O pedido de prisão de caciques peemedebistas feito pelo procurador-geral da República, Rodrigo Janot, ao Supremo Tribunal Federal teve um efeito devastador na cúpula do poder em Brasília. Janot mirou nos senadores Renan Calheiros, presidente da casa legislativa, e Romero Jucá, até há pouco tempo ministro de Michel Temer; no presidente afastado da Câmara, Eduardo Cunha; e no ex-presidente José Sarney (que, pela idade, não iria para a prisão, mas teria de usar uma tornozeleira eletrônica). O STF ainda não liberou a íntegra do pedido de Janot, mas informações vazadas para a imprensa dão conta de que seu fundamento está nas gravações de Sérgio Machado, ex-presidente da Transpetro que registrou suas conversas com os peemedebistas.
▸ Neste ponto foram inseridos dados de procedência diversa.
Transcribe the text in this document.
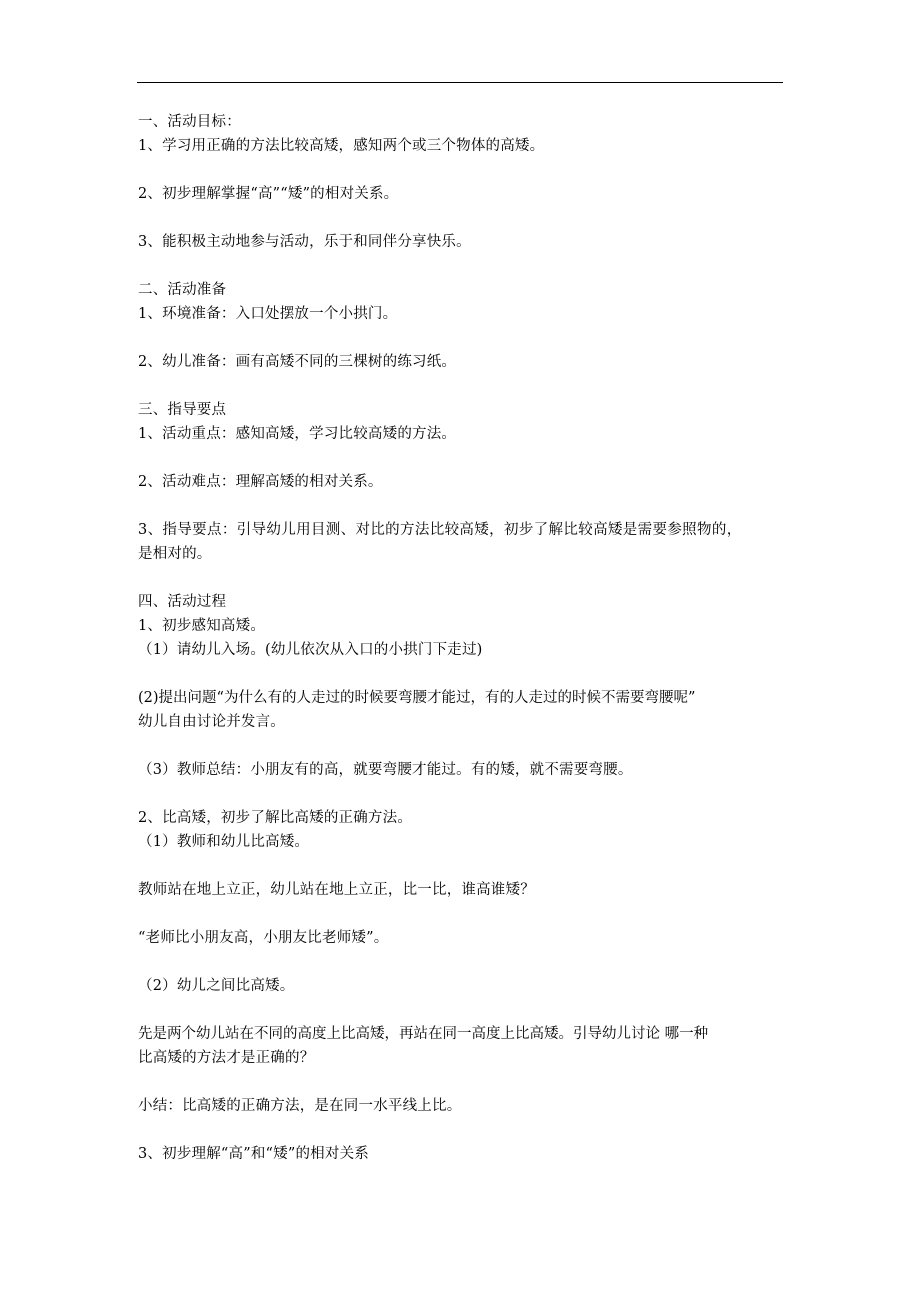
一、活动目标：
1、学习用正确的方法比较高矮，感知两个或三个物体的高矮。
2、初步理解掌握“高”“矮”的相对关系。
3、能积极主动地参与活动，乐于和同伴分享快乐。
二、活动准备
1、环境准备：入口处摆放一个小拱门。
2、幼儿准备：画有高矮不同的三棵树的练习纸。
三、指导要点
1、活动重点：感知高矮，学习比较高矮的方法。
2、活动难点：理解高矮的相对关系。
3、指导要点：引导幼儿用目测、对比的方法比较高矮，初步了解比较高矮是需要参照物的，
是相对的。
四、活动过程
1、初步感知高矮。
（1）请幼儿入场。(幼儿依次从入口的小拱门下走过)
(2)提出问题“为什么有的人走过的时候要弯腰才能过，有的人走过的时候不需要弯腰呢”
幼儿自由讨论并发言。
（3）教师总结：小朋友有的高，就要弯腰才能过。有的矮，就不需要弯腰。
2、比高矮，初步了解比高矮的正确方法。
（1）教师和幼儿比高矮。
教师站在地上立正，幼儿站在地上立正，比一比，谁高谁矮？
“老师比小朋友高，小朋友比老师矮”。
（2）幼儿之间比高矮。
先是两个幼儿站在不同的高度上比高矮，再站在同一高度上比高矮。引导幼儿讨论 哪一种
比高矮的方法才是正确的？
小结：比高矮的正确方法，是在同一水平线上比。
3、初步理解“高”和“矮”的相对关系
De um ponto de vista puramente jurídico, parece-nos difícil que Janot tenha sucesso. A Constituição, em seu artigo 53, afirma que “desde a expedição do diploma, os membros do Congresso Nacional não poderão ser presos, salvo em flagrante de crime inafiançável”, circunstância difícil de configurar única e exclusivamente com as gravações conhecidas do público – a não ser que o conteúdo de outras conversas, cujo teor não tenha sido divulgado, indique que há um crime em andamento, o que justificaria a prisão. Mas o episódio serve de alerta a toda a sociedade brasileira sobre as inúmeras tentativas de perpetuar a corrupção nos altos escalões do poder federal.
Movimentações para acabar com a Lava Jato, ou pelo menos burlá-la, vêm desde o governo Dilma
O primeiro front consiste em acabar com a Lava Jato propriamente dita, ou pelo menos burlá-la onde for possível. Tais movimentações vêm desde o governo Dilma: foi o caso da tentativa do então líder do governo, senador Delcídio do Amaral, ao tramar a fuga do delator Nestor Cerveró e comprar seu silêncio – a trama acabou descoberta, Delcídio foi preso e teve seu mandato cassado. Por sua vez, em sua delação premiada, o ex-senador disse que o então ministro da Educação, Aloizio Mercadante, também teria oferecido ajuda financeira para evitar que Delcídio contasse às autoridades tudo o que sabe, e que a presidente Dilma Rousseff estaria usando nomeações para o Superior Tribunal de Justiça para livrar o empreiteiro Marcelo Odebrecht. Entre outras ações para atrapalhar a Lava Jato, não se pode esquecer o episódio da troca do ministro da Justiça – José Eduardo Cardozo era criticado pelo PT por não “colocar freios” na Polícia Federal – e a tentativa de conferir foro privilegiado ao ex-presidente Lula, com sua nomeação para a Casa Civil.
Seria ingenuidade imaginar que a queda de Dilma interrompesse as tramoias, já que o PMDB é praticamente um coprotagonista do petrolão. Mas as gravações de Sérgio Machado mostram que a intenção não era apenas blindar os atuais investigados, e sim garantir que os corruptos fiquem longe do alcance de futuras operações, com alterações na legislação que dificultassem o combate à ladroagem. Esse alerta tem sido feito por integrantes da força-tarefa da Lava Jato (como o procurador Deltan Dallagnol) e pelo juiz Sergio Moro há muito tempo. Recentemente, em conferência realizada em Curitiba, Moro lembrou que a Operação Mãos Limpas, na Itália, ficou enfraquecida ao perder apoio popular, oferecendo a brecha para que os políticos “sobreviventes” aprovassem leis colocando empecilhos às investigações ou determinando penas mais brandas para a corrupção.
Por mais lamentável e imoral que seja a articulação para mudar as leis em benefício dos corruptos, trata-se de atividade parlamentar que não é ilegal – Jucá, Renan ou Cunha não poderiam ser presos com base em gravações que deixassem clara a intenção de aprovar esta ou aquela lei. Este é um controle que só pode ser feito pela população, para que não aconteça aqui o que houve na Itália. Atenção máxima aos projetos de lei que lidam com o combate à roubalheira, apoio a iniciativas como as Dez Medidas Contra a Corrupção e pressão popular, inclusive nas ruas, são o melhor jeito de impedir que os corruptos levem a melhor, no curto ou no longo prazo.